Banks, parents and financial advisers often have general guidelines for what percentage of income you should put toward housing. A 30 percent-of-income rule of thumb has existed since a 1981 act of Congress raised the cap for renters to contribute 30 percent of their income to public housing rentals. However, the best ratio of housing to income depends on what you earn, what you owe and what percent of your income is discretionary.
The 30 Percent Rule
The 30 percent rule was actually the 25 percent rule when Congress first enacted a law in 1969 to cap public housing rental fees at 25 percent of renters' income, according to a July 2014 "Bloomberg Business" article. Over time, the 30 percent rental cap has been analyzed as a general guideline to housing spending. "Bloomberg Business" reported that 35.3 percent of Americans exceeded the 30 percent ratio thresholds in 2012, and about 20 percent spent more than 50 percent of their income on housing.
Mortgage Lender Ratio
Conventional mortgage lenders use a 36 percent mortgage-to-income ratio limit as a guideline when evaluating applications, according to a May 2014 column by financial expert Dave Ramsey for Fox Business. In this ratio, your potential mortgage payment, interest, tax installments and insurance -- abbreviated as PITI -- are all considered in the mortgage or housing costs. If your gross monthly income is $5,000, for instance, your maximum PITI payment shouldn't exceed $1,800. While this is a general guideline, lenders may consider higher ratios based on other financial information in the application. Ramsey, who advises a 25 percent-of-income rule for housing expenses, believes 36 percent is too much for most borrowers.

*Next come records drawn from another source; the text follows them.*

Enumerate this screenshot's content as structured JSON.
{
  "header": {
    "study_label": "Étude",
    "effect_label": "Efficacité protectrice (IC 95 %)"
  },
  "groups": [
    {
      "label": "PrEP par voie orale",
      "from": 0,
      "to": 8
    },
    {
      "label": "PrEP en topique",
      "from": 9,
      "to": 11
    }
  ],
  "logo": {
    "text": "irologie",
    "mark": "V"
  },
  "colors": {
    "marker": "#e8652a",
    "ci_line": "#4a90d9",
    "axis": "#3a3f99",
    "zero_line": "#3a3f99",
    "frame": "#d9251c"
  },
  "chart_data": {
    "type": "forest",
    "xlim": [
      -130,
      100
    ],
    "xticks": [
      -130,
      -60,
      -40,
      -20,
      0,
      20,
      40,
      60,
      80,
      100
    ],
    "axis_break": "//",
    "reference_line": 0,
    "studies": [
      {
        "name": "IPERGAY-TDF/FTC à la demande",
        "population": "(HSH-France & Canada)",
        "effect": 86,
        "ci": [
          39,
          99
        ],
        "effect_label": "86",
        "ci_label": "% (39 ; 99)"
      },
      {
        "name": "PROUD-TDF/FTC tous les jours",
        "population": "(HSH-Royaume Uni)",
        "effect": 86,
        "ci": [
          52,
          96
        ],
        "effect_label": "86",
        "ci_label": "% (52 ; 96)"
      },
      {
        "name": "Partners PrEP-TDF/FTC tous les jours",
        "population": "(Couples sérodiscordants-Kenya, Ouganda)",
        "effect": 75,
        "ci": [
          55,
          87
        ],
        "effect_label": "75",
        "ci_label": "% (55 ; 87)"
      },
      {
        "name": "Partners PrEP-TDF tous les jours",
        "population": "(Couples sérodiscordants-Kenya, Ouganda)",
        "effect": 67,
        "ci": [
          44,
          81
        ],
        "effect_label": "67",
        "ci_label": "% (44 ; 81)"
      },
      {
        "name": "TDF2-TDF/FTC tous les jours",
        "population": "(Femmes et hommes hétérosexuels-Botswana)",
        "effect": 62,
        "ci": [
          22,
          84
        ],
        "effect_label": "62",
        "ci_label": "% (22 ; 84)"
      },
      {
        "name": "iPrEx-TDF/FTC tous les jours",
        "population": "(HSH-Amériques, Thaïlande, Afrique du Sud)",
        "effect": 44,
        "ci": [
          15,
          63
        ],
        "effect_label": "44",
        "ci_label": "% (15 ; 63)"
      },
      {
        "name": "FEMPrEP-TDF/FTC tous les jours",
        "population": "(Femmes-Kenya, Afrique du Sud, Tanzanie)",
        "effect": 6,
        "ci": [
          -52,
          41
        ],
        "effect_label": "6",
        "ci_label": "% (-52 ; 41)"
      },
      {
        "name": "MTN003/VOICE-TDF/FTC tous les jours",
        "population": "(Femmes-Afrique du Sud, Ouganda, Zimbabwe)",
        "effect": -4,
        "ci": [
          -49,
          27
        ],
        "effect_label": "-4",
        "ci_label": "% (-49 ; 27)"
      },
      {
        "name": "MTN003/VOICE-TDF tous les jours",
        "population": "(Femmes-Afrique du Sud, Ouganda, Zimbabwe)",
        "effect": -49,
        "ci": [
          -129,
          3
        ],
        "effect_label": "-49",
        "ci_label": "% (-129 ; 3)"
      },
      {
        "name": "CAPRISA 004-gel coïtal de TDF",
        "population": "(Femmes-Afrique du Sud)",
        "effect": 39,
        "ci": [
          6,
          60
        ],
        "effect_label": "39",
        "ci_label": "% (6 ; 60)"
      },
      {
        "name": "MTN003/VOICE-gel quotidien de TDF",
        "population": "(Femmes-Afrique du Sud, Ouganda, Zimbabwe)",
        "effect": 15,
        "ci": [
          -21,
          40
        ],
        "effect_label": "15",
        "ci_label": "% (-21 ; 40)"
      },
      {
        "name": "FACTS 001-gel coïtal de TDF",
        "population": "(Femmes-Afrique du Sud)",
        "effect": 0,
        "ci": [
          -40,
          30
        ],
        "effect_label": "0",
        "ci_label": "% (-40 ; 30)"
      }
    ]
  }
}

Rent vs. Mortgage Comparisons
While the 30 percent rule is more often associated with rentals, and the 36 percent mortgage-to-income ratio ties to home loans, these percentages offer general guidelines for housing expenses. There are some differences in renting versus borrowing that may affect a safe ratio. Renting, especially with a short-term lease, is typically not as high risk as taking out a long-term mortgage. If you can't meet rental payments, you risk eviction and negative credit score impacts. With a mortgage default, you not only risk losing your home and suffering significant credit rating problems, but you also risk losing your investment in the property. Being tied down with a hefty mortgage-to-income ratio limits your quality of life, reports Ramsey.
Personal Factors to Consider
General rules like the 30 percent or 36 percent guidelines are cookie-cutter approaches. Each renter or borrower has his own financial situation to consider. Someone with significant savings is in a safer position to extend himself on a home loan than someone living paycheck to paycheck and carrying sizable debt. You also need to consider your financial goals. If you want money for a kids' college fund, family vacations or early retirement, a lower housing percentage is advisable. Some people also pay alimony or child support or make regular charitable contributions, which aren't normally factored into the typical budget with a housing ratio guideline.